L’euthanasie a soufflé ses dix bougies en Belgique

Publié le 19 Avr 2012
L'euthanasie a soufflé ses dix bougies en Belgique L'Homme Nouveau

L’argument dit de la pente glissante entraîne sur des sentiers difficiles. Il entend faire valoir l’application ou l’interdiction d’un principe en invoquant ses hypothétiques conséquences. Il consiste par exemple à dire qu’il ne faut pas légaliser l’euthanasie et le suicide assisté en France car les dérives seraient sans aucun doute inévitables et nombreuses, de la grand-tante piquée en douce au beau milieu de la nuit au jeune homme désespéré qu’une rupture amoureuse et la varicelle ont convaincu d’avaler quelques grammes de barbituriques. A moins d’être devin, d’hypothétiques conséquences peuvent être invoquées mais restent un bien faible argument. Par chance, le collectif promoteur des soins palliatifs Plus digne la vie a publié un bilan des 10 ans de légalisation de l’euthanasie en Belgique qui offre aux Français un aperçu de ce qui pourrait bien leur arriver. Car nos amis du grand Nord ont une civilisation semblable à la nôtre sur le plan des mœurs, à quelques kilos de frites et litres de bière près, et l’euthanasie à la française pourrait bien ressembler à l’euthanasie à la belge.

Des chiffres qui arrivent fort à propos en ces périodes électorales…

seringues euthanasie

Une vingtaine de médecins et infirmières favorables à l’euthanasie ont bien voulu répondre aux questions du Collectif, au regard des trois objectifs qui justifiaient à leurs yeux la légalisation de l’euthanasie : supprimer les euthanasies clandestines, réserver cette pratique au seul médecin et garantir la mise en œuvre de la volonté du patient.
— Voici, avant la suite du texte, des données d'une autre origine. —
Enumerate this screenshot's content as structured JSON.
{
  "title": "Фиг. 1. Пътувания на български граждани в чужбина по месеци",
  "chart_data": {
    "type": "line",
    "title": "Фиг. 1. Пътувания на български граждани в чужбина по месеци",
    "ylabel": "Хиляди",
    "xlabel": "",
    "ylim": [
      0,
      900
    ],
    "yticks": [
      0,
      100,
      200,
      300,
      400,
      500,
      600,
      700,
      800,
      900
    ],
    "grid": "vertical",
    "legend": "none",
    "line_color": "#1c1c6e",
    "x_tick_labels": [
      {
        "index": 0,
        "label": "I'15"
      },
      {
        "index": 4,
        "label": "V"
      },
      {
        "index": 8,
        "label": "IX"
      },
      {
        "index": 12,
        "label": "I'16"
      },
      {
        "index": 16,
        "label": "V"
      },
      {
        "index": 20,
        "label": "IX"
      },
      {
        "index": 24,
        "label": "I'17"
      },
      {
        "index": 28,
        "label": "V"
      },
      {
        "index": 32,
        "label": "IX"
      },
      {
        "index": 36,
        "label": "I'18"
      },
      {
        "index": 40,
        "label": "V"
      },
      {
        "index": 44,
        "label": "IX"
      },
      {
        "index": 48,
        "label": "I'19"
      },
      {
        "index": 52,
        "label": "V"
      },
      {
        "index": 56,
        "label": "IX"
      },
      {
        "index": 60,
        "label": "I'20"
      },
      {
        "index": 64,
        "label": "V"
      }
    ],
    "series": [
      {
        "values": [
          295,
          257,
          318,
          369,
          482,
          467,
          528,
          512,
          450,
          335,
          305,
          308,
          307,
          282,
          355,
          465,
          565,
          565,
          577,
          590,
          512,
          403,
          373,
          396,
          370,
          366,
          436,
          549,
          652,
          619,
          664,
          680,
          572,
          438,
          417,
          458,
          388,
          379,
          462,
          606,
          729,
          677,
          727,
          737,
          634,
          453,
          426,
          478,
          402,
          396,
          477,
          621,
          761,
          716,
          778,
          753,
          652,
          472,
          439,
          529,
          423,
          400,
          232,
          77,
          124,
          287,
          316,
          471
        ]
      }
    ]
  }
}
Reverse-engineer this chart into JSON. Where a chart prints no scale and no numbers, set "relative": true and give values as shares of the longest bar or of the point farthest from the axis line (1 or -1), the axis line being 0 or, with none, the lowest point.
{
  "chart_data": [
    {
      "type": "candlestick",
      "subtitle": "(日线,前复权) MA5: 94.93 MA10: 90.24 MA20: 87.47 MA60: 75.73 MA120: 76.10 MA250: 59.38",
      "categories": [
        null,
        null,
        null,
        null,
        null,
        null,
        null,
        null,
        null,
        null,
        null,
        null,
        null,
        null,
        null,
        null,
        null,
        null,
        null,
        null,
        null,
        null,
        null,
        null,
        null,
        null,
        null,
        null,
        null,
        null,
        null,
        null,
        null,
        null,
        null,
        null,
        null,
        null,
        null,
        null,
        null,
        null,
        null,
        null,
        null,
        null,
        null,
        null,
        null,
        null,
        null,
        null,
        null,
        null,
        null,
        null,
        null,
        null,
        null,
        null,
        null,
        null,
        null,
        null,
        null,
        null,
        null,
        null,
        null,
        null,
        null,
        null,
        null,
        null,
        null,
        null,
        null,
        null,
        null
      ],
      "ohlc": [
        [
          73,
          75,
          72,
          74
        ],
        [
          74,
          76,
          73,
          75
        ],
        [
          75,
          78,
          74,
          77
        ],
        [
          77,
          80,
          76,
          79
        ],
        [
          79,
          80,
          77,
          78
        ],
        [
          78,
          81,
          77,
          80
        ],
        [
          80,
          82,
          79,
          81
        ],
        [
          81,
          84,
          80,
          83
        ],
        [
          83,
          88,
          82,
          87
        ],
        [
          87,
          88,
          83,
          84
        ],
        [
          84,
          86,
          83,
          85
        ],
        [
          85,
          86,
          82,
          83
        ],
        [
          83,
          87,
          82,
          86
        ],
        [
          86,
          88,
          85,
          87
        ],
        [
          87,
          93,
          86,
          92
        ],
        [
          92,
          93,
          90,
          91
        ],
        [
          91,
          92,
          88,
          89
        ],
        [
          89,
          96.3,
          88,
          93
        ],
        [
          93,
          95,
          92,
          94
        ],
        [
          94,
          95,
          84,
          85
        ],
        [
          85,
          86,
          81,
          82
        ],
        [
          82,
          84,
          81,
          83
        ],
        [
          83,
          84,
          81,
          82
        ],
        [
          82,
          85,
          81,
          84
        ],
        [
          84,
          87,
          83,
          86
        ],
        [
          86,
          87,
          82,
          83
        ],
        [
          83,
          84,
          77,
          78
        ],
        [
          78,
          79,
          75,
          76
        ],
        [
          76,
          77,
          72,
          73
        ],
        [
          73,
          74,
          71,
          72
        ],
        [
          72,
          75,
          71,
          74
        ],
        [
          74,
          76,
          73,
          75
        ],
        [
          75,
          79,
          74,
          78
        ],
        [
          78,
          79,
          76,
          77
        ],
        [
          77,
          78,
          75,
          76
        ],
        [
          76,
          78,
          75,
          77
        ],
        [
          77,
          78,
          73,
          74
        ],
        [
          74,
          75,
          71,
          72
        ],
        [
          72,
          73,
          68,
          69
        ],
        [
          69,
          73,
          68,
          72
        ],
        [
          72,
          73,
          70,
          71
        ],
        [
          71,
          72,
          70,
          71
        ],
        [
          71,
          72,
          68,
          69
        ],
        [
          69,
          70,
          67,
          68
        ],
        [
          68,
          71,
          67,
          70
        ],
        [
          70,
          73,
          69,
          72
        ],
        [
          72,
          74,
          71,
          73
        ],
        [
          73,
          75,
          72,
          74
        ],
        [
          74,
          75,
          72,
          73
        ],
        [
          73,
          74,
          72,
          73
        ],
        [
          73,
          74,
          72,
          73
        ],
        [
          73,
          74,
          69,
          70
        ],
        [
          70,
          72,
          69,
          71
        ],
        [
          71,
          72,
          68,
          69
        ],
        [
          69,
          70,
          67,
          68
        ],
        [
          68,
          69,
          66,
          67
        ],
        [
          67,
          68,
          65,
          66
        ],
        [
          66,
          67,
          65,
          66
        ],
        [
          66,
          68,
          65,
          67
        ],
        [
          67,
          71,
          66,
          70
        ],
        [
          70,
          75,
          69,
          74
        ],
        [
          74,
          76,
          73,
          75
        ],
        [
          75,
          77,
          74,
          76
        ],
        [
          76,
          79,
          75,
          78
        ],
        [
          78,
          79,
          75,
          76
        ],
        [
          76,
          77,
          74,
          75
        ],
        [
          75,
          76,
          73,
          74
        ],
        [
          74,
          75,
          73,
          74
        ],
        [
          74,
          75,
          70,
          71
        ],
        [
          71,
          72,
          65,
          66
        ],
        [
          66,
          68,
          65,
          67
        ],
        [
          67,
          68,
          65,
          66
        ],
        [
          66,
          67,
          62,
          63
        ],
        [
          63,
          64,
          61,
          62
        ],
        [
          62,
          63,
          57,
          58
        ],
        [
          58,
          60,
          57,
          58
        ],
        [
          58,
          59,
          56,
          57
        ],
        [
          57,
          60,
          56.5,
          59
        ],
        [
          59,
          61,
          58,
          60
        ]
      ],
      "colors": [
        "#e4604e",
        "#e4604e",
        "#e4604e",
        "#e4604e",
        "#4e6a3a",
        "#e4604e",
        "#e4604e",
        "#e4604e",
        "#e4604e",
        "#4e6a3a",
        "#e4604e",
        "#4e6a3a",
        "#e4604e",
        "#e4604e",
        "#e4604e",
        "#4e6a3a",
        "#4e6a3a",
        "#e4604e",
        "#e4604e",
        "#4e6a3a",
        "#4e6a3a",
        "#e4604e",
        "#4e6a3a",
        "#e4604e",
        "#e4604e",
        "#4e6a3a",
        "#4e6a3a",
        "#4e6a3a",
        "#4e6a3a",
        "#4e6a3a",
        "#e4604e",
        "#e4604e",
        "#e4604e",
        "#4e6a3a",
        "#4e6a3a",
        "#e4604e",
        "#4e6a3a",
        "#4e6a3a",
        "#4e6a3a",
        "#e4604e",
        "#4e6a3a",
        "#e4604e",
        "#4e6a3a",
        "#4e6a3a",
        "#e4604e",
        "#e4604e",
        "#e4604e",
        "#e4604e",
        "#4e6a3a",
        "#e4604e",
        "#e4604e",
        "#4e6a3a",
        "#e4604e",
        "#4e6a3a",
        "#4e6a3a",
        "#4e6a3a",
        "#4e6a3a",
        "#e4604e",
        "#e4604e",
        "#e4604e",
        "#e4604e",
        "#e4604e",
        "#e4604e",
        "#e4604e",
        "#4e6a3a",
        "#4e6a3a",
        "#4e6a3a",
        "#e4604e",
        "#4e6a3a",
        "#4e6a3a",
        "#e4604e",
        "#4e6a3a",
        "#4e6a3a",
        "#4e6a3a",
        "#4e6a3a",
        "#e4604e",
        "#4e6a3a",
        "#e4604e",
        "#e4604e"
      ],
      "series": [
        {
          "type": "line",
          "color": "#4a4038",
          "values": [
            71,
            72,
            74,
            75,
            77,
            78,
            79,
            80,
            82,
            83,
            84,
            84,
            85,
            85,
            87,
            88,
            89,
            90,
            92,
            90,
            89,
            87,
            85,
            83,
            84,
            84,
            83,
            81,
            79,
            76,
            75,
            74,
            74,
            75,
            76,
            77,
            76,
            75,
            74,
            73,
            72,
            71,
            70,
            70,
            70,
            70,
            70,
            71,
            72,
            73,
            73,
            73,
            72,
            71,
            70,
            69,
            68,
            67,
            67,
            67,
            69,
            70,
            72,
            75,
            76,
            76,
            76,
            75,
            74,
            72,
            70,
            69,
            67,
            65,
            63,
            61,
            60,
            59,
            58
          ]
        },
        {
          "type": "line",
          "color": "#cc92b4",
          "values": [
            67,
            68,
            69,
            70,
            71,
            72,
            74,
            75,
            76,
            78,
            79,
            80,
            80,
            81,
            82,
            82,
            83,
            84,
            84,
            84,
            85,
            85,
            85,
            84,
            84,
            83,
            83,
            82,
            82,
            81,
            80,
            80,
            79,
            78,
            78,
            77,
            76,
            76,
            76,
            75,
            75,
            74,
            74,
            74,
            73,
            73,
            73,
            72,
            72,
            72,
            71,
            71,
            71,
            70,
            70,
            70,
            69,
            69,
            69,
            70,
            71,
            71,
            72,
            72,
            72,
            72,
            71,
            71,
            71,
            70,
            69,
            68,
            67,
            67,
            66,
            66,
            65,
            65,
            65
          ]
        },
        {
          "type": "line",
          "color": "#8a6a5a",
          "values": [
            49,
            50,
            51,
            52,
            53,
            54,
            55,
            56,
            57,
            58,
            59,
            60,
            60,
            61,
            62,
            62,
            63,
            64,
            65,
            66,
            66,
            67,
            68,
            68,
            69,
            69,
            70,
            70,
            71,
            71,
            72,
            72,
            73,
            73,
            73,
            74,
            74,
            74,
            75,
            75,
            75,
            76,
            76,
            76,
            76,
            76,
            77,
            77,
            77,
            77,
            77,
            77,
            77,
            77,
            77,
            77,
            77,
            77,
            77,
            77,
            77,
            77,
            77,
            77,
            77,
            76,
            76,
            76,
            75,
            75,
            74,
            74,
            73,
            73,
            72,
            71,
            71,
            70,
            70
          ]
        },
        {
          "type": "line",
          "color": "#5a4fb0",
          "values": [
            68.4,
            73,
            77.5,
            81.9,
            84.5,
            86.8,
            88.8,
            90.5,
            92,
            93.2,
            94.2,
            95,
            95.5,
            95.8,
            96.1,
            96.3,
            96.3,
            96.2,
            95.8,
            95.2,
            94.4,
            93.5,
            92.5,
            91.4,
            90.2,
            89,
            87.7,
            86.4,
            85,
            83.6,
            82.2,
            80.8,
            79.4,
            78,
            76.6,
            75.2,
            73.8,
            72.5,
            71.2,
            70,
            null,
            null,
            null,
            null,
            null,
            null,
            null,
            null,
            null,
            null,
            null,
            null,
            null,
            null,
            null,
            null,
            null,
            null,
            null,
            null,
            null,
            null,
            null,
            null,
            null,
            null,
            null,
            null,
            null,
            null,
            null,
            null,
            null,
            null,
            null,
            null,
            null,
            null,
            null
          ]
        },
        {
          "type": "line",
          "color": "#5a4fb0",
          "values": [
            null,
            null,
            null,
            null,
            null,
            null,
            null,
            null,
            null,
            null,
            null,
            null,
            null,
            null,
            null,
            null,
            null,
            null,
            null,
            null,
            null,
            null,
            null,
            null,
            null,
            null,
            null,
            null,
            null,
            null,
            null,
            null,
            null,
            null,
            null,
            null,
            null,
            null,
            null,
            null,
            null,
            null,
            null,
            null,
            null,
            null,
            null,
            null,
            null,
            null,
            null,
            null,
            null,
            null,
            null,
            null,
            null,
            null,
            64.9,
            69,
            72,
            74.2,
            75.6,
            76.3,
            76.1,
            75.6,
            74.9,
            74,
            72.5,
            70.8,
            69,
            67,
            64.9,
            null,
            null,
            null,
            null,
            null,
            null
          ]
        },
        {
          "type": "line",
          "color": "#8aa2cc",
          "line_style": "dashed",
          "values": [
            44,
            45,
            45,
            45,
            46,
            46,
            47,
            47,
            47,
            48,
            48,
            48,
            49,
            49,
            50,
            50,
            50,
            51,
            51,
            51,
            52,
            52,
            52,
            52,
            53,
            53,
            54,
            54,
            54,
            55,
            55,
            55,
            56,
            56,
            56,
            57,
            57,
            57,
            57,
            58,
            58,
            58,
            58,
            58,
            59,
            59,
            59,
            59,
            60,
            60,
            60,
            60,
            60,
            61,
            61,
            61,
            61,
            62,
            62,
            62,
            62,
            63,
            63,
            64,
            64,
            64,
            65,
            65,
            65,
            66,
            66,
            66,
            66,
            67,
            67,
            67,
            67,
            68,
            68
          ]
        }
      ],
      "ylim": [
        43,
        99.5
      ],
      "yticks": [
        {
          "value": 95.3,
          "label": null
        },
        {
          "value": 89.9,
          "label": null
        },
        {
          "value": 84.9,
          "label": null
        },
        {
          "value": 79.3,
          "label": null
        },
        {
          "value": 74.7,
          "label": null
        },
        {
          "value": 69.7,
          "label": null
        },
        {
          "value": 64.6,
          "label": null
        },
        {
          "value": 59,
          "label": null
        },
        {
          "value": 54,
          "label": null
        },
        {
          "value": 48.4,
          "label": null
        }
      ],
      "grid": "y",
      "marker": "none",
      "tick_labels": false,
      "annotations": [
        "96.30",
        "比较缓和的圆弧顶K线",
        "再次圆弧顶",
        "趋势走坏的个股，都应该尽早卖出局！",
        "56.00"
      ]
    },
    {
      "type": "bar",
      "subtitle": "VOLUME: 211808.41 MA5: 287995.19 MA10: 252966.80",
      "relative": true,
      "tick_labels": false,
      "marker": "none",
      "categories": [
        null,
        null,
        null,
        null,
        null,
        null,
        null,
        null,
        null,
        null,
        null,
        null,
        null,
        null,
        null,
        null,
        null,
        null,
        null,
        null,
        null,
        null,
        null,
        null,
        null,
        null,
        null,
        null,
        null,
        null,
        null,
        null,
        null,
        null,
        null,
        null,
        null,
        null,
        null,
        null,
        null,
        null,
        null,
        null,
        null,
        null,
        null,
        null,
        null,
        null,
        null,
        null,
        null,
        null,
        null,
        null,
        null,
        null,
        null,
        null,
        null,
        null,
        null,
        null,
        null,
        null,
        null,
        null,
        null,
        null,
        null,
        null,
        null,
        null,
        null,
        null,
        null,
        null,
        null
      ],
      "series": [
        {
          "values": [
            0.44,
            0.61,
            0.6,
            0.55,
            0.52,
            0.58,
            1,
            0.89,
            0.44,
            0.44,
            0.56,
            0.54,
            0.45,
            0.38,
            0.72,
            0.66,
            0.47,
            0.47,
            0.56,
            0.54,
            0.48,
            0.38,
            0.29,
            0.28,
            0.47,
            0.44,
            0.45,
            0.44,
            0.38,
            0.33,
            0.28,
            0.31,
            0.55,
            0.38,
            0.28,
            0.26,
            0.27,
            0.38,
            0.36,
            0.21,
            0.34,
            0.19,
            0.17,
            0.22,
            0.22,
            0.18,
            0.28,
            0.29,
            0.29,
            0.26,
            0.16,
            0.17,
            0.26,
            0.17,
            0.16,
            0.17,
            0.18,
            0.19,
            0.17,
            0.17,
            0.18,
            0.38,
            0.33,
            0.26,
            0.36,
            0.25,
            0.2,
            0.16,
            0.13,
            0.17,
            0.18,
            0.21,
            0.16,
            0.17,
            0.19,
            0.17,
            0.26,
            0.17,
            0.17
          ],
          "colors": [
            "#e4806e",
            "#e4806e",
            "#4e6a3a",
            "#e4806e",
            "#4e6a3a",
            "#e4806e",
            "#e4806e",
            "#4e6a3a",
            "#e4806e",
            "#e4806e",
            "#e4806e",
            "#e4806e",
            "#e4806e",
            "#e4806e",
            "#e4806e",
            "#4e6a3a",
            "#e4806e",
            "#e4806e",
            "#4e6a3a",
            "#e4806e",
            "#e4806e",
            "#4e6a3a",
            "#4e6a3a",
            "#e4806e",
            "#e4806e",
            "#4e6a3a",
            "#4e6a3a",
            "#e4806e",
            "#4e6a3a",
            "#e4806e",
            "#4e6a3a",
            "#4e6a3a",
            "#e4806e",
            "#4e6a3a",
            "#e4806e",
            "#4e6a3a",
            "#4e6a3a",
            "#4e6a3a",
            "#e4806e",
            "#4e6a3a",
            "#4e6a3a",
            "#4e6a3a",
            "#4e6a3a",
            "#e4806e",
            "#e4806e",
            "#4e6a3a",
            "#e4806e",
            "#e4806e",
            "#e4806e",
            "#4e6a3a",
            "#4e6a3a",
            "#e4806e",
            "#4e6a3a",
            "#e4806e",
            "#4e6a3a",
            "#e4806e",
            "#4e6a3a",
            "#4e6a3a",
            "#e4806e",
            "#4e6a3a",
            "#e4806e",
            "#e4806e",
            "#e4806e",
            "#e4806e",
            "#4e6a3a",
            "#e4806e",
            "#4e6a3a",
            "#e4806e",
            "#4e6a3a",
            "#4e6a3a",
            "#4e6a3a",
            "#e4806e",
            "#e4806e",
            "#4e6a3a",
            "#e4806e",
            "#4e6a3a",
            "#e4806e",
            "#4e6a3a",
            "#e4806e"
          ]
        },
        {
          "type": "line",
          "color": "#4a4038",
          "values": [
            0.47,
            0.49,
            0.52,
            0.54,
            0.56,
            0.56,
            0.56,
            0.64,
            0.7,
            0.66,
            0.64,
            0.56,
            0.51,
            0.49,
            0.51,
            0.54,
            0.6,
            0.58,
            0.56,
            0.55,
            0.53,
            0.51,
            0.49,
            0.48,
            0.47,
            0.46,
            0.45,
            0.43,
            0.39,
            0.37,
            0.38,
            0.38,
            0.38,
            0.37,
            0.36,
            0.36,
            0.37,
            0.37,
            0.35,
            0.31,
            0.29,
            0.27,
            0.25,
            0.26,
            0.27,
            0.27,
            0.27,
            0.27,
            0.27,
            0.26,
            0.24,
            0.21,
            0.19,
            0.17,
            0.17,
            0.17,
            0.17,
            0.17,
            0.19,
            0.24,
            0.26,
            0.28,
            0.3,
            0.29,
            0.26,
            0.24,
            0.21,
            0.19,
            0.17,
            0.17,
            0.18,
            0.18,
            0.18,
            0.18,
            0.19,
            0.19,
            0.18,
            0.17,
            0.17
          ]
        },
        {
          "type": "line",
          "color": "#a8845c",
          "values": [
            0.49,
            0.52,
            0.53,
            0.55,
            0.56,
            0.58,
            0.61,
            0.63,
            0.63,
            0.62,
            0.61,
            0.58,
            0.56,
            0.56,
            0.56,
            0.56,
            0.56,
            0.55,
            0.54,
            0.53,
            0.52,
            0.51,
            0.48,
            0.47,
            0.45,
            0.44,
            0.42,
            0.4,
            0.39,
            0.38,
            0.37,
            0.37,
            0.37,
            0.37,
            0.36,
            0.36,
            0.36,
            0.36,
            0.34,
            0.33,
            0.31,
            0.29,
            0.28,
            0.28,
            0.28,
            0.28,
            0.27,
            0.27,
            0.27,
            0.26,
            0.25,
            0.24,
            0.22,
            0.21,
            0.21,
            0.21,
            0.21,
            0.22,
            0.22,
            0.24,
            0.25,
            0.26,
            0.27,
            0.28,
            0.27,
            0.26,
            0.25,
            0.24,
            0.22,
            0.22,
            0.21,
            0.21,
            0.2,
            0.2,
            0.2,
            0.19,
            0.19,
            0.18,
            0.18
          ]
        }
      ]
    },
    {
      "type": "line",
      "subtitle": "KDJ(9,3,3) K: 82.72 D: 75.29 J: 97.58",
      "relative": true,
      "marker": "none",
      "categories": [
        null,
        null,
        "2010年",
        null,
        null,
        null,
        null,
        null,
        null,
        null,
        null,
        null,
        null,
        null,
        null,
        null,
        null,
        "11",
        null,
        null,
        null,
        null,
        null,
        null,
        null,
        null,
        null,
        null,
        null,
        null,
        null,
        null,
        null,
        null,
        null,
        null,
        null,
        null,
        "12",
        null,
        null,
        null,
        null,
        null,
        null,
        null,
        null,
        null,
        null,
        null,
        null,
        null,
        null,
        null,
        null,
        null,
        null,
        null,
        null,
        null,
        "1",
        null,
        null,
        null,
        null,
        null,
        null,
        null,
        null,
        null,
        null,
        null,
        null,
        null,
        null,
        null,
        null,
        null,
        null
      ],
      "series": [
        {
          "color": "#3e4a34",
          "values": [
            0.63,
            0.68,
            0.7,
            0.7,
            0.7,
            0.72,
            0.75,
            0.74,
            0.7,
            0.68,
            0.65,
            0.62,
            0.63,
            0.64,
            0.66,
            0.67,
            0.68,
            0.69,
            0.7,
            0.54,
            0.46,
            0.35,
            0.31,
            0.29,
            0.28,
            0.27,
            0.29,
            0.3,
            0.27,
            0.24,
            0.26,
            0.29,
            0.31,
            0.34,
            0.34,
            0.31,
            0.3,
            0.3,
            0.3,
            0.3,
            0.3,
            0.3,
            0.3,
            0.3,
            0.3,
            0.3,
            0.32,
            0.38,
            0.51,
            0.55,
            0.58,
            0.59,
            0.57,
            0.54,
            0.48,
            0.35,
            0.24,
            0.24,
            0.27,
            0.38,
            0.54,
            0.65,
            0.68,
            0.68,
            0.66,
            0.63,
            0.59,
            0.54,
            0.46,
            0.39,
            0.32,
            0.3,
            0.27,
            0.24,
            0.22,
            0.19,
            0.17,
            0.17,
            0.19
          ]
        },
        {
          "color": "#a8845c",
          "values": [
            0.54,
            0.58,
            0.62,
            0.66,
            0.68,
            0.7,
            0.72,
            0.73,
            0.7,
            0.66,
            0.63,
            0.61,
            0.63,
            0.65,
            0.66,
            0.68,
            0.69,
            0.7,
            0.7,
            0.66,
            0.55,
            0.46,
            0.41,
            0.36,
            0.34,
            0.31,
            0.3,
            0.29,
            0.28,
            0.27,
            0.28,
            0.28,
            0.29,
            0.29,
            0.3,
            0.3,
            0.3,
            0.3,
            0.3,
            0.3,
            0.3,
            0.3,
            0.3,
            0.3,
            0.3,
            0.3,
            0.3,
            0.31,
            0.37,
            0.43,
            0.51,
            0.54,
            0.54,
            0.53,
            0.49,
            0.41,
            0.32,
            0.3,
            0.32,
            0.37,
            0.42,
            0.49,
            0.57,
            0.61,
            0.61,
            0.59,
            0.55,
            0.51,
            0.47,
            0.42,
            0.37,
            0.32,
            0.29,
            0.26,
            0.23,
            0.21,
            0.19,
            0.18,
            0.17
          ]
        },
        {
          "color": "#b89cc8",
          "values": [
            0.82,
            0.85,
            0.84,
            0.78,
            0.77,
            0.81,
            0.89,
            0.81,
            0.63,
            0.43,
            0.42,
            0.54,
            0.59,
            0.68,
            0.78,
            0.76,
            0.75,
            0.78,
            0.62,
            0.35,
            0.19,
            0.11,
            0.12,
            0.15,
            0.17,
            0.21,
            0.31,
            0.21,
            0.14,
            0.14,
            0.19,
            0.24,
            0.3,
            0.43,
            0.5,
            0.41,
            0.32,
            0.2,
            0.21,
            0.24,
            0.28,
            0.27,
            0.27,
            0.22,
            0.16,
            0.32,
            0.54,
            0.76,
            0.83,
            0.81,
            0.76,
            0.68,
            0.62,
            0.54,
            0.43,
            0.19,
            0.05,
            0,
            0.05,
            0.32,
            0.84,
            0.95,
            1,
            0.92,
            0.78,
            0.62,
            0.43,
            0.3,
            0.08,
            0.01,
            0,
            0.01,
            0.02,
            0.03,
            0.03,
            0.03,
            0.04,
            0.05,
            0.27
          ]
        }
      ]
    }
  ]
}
Ce bilan donne un aperçu de l’état d’esprit belge sur la question plutôt que chiffres et statistiques qui suffisent trop souvent à satisfaire notre curiosité. Parmi les nombreux sujets abordés, plusieurs questions se posent, qui doivent retenir notre attention, à propos des euthanasies clandestines. Elles sont bien évidemment impossibles à chiffrer puisqu’elle sont, par définition, pratiquées plus ou moins secrètement. Les professionnels de santé interrogés sont malgré tout unanimes pour dire qu’elles n’ont pas disparu, quoiqu’elles soient beaucoup moins fréquentes. Pourquoi faire fi de la loi quand elle encadre de telles pratiques ? Le bilan indique plusieurs raisons parmi lesquelles l’envie de ne pas s’encombrer des paperasses requises pour injecter la dose mortelle, l’envie de faire vite… ou de se passer de la volonté d’un patient qui prendrait trop de temps pour passer l’arme à gauche.

Les réponses de certaines des personnes interrogées révèlent le bouleversement moral qui veut que le mal soit l’illégal. Ce qui serait criminel ne serait pas tant d’euthanasier que de le faire hors du cadre légal. Il en est même plusieurs pour expliquer que ce sont encore parfois des infirmiers et infirmières, plutôt que le médecin, qui pratiquent ces euthanasies et que c’est cela qui est criminel.

Nous sommes bien évidemment dans la logique qui avait conduit à la légalisation de l’avortement, encadré par la loi pour n’être plus pratiqué dans des conditions d’hygiène inacceptables.  En somme, il s’agit de tuer proprement et peut-être que nous aurons bientôt la chance de pouvoir violer proprement et légalement.

En attendant, l’euthanasie, fleuron de la revendication libertaire et de l’exaltation de la liberté du patient, se trouve paradoxalement être à la merci de l’Etat et de sa juridiction en même temps que du personnel soignant. La liberté chérie des « piqueurs » de mourants et des mourants « piquophiles » en a pris un sacré coup.